Por ubicarnos, podríamos decir que Tokyo Zombie se puede englobar dentro de esta corriente de nuevo underground flipado, desacomplejado, pasado de vueltas y desvergonzado donde cabría incluir el Pudridero, de Johnny Ryan; cualquiera de las obras de Benjamin Marra o, mirando por nuestros lares, el Kann, de Victor Puchalski. Supongo que con esto ya nos vamos situando, pero el caso de Tokyo Zombie llegar aún más bestia y temerario.
Partamos de la base de que se considera a Yusaku Hanakuma uno de los principales exponentes del estilo heta-uma, que viene significar «malo pero bueno», es decir, cómics dibujados con una apariencia muy torpe, pero siempre como algo buscado dentro de la historia que se propone.
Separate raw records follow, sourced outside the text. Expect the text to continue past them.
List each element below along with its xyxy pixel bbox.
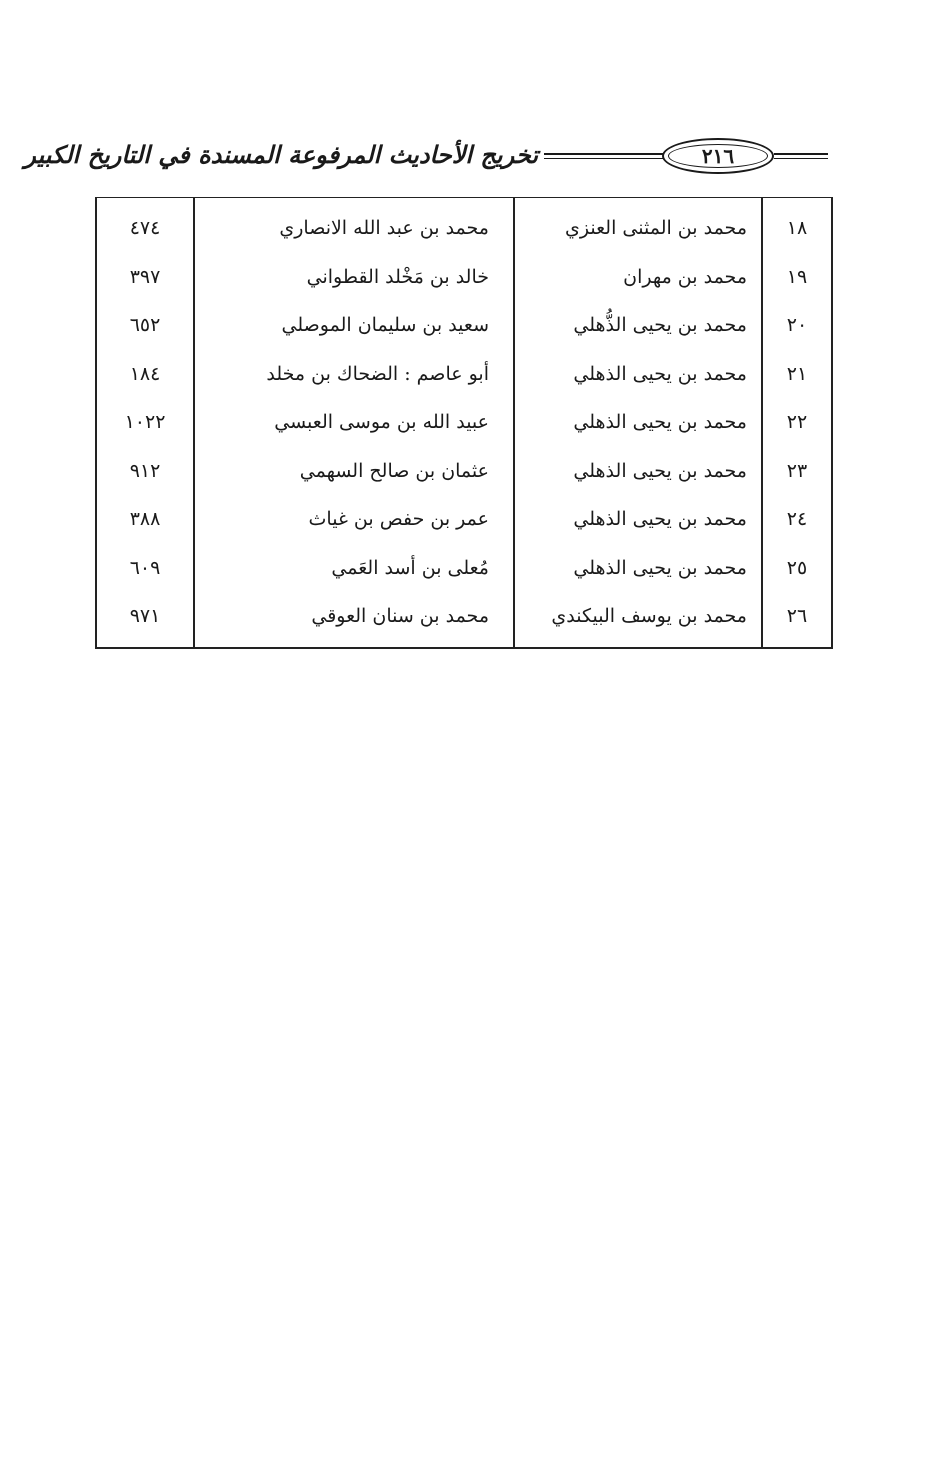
- narrator-name-cell: محمد بن يحيى الذهلي: [573, 362, 747, 385]
- hadith-number-cell: ١٠٢٢: [124, 411, 166, 433]
- table-row: [97, 253, 831, 301]
- hadith-number-cell: ٤٧٤: [129, 217, 161, 239]
- narrator-name-cell: محمد بن يحيى الذهلي: [573, 508, 747, 530]
- table-row: [97, 544, 831, 592]
- table-row: [97, 350, 831, 398]
- shaykh-name-cell: عثمان بن صالح السهمي: [299, 459, 489, 482]
- hadith-number-cell: ٣٩٧: [129, 265, 161, 288]
- header-rule-left: [544, 153, 664, 159]
- narrators-table: [95, 197, 833, 649]
- table-row: [97, 447, 831, 495]
- shaykh-name-cell: محمد بن سنان العوقي: [311, 605, 489, 627]
- narrator-name-cell: محمد بن المثنى العنزي: [565, 217, 747, 239]
- hadith-number-cell: ٣٨٨: [129, 508, 161, 530]
- shaykh-name-cell: سعيد بن سليمان الموصلي: [281, 314, 489, 336]
- table-row: [97, 592, 831, 640]
- hadith-number-cell: ٩١٢: [129, 459, 161, 482]
- narrator-name-cell: محمد بن يحيى الذهلي: [573, 411, 747, 433]
- header-rule-right: [774, 153, 828, 159]
- narrator-name-cell: محمد بن يحيى الذهلي: [573, 556, 747, 579]
- page-number-badge: [662, 138, 774, 174]
- shaykh-name-cell: أبو عاصم : الضحاك بن مخلد: [266, 362, 489, 385]
- table-row: [97, 301, 831, 349]
- page-header: [24, 136, 828, 180]
- shaykh-name-cell: مُعلى بن أسد العَمي: [331, 556, 489, 579]
- narrator-name-cell: محمد بن يحيى الذهلي: [573, 459, 747, 482]
- hadith-number-cell: ٩٧١: [129, 605, 161, 627]
- narrator-name-cell: محمد بن مهران: [623, 265, 747, 288]
- row-index-cell: ٢٠: [786, 314, 808, 336]
- row-index-cell: ٢١: [786, 362, 808, 385]
- row-index-cell: ٢٤: [786, 508, 808, 530]
- shaykh-name-cell: عبيد الله بن موسى العبسي: [274, 411, 489, 433]
- hadith-number-cell: ١٨٤: [129, 362, 161, 385]
- book-title: تخريج الأحاديث المرفوعة المسندة في التاريخ الكبير: [24, 140, 538, 169]
- table-row: [97, 398, 831, 446]
- row-index-cell: ٢٣: [786, 459, 808, 482]
- row-index-cell: ٢٦: [786, 605, 808, 627]
- row-index-cell: ١٩: [786, 265, 808, 288]
- hadith-number-cell: ٦٠٩: [129, 556, 161, 579]
- page-number: ٢١٦: [668, 144, 768, 168]
- table-row: [97, 495, 831, 543]
- table-row: [97, 204, 831, 252]
- shaykh-name-cell: خالد بن مَخْلد القطواني: [306, 265, 489, 288]
- shaykh-name-cell: عمر بن حفص بن غياث: [308, 508, 489, 530]
- row-index-cell: ٢٥: [786, 556, 808, 579]
- narrator-name-cell: محمد بن يوسف البيكندي: [551, 605, 747, 627]
- narrator-name-cell: محمد بن يحيى الذُّهلي: [573, 314, 747, 336]
- row-index-cell: ٢٢: [786, 411, 808, 433]
- hadith-number-cell: ٦٥٢: [129, 314, 161, 336]
- row-index-cell: ١٨: [786, 217, 808, 239]
- shaykh-name-cell: محمد بن عبد الله الانصاري: [279, 217, 489, 239]
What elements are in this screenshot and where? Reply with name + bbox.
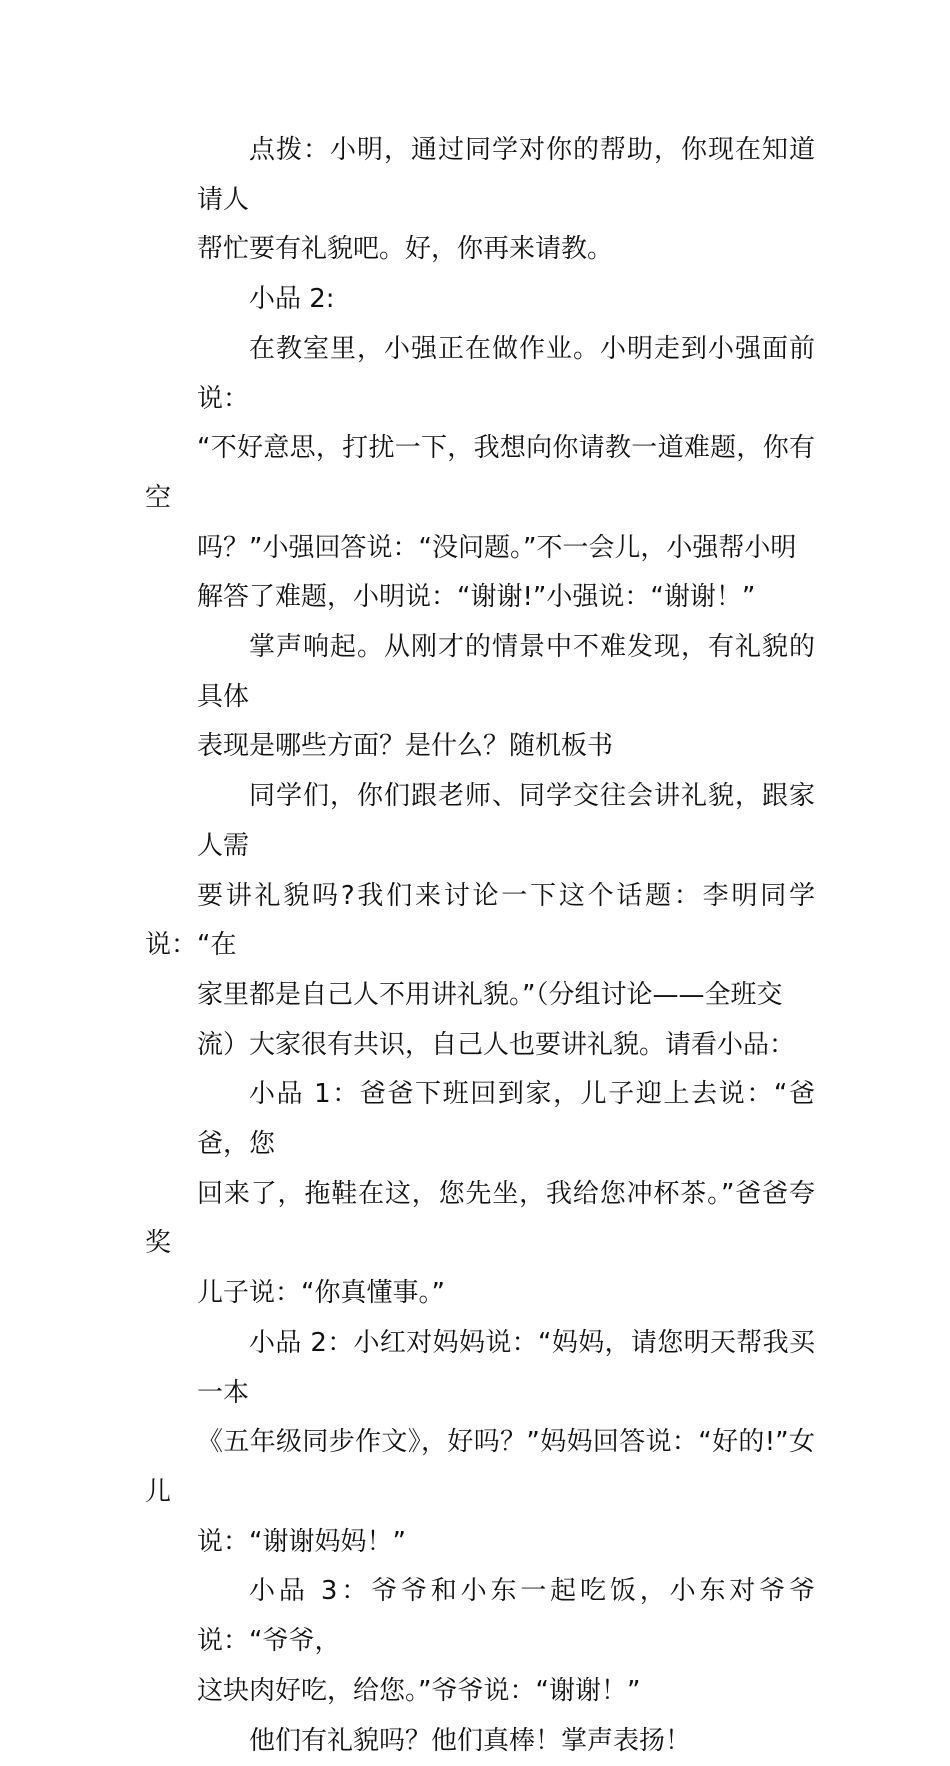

Sin embargo, leido Tokyo Zombie y, sobre todo, la página final de epílogo que nos deja Hanakuma, sería cuestión de pensarse si no rebautizar esta corriente como jeta-uma porque la caradura de este señor no tiene nombre… y es maravilloso.
Tokyo Zombie es el tebeo que haría un chaval de 14 años muy mal de lo suyo, sin la más mínima vergüenza o sentido común. Comenzamos con Fujio y Mitsuo, dos currantes a los que no llegamos a ver dar palo al agua porque se dedican a entrenar Jiu-Jitsu en la fábrica. Cuandos se terminen cargando a su jefe, descubriremos el Fuji negro, una montaña de basura donde la gente tira sus residuos, entierra cadáveres y hasta personas vivas. De ahí surgirá el apocalipsis zombie y ya está liada
No hay que leer mucho para darse cuenta de que todo esto es una locura y una desfachatez absolutamente improvisada y que se la suda por completo que tenga el más mínimo sentido, cosa que, con todo el morro del mundo, confiesa abiertamente el autor al final del manga. Pero es que si leéis la contraportada y por casualidad os fijáis en eso de que Tokyo Zombie es «un alegoría sobre la enfermiza estructura de clases de nuestra sociedad», no os lo creáis, ¡os están tomando el pelo!
Pero tranquilos, os aseguro que Tokyo Zombie vale hasta el último de los 15 euros que cuesta, porque esto va de justo de improvisar la próxima animalada sin sentido y ver hasta dónde se puede flipar esta historia. Y es que, pese a no tener pies ni cabeza y estar dibujada como el culo, lo que hace Hanakuma no es para nada sencillo. Una cosa es que le importe todo treintaitrés y que esté ahí para pasarlo bien él. Pero otra cosa es que esa energía y ese entusiasmo gamberro pueda llegar a ser tan contagioso.
Así, cuando de repente gire la historia para meter ese supuesto componente de crítica social nivel primaria, dejas el tebeo en la mesa, te levantas y aplaudes. Y que conste que digo todo esto sin la más mínima ironía. Tokyo Zombie destila tal desfachatez, que resulta increíblemente refrescante.
Es obvio que si todos los tebeos fuesen así, la cosa no tendría gracia, pero es que ser completamente distinto al resto es una de sus bazas, darte lo que no puedes ver en otros sitios. Tokyo Zombie es un majadería absolutamente disfrutona que, para más inri, su autor define como «obra culmen de la masculinidad de fin de siglo». Un cachondo Yusaku Hanakuma, sin duda. Y no es que le hayan hecho una película, es que habría que hacerle un monumento.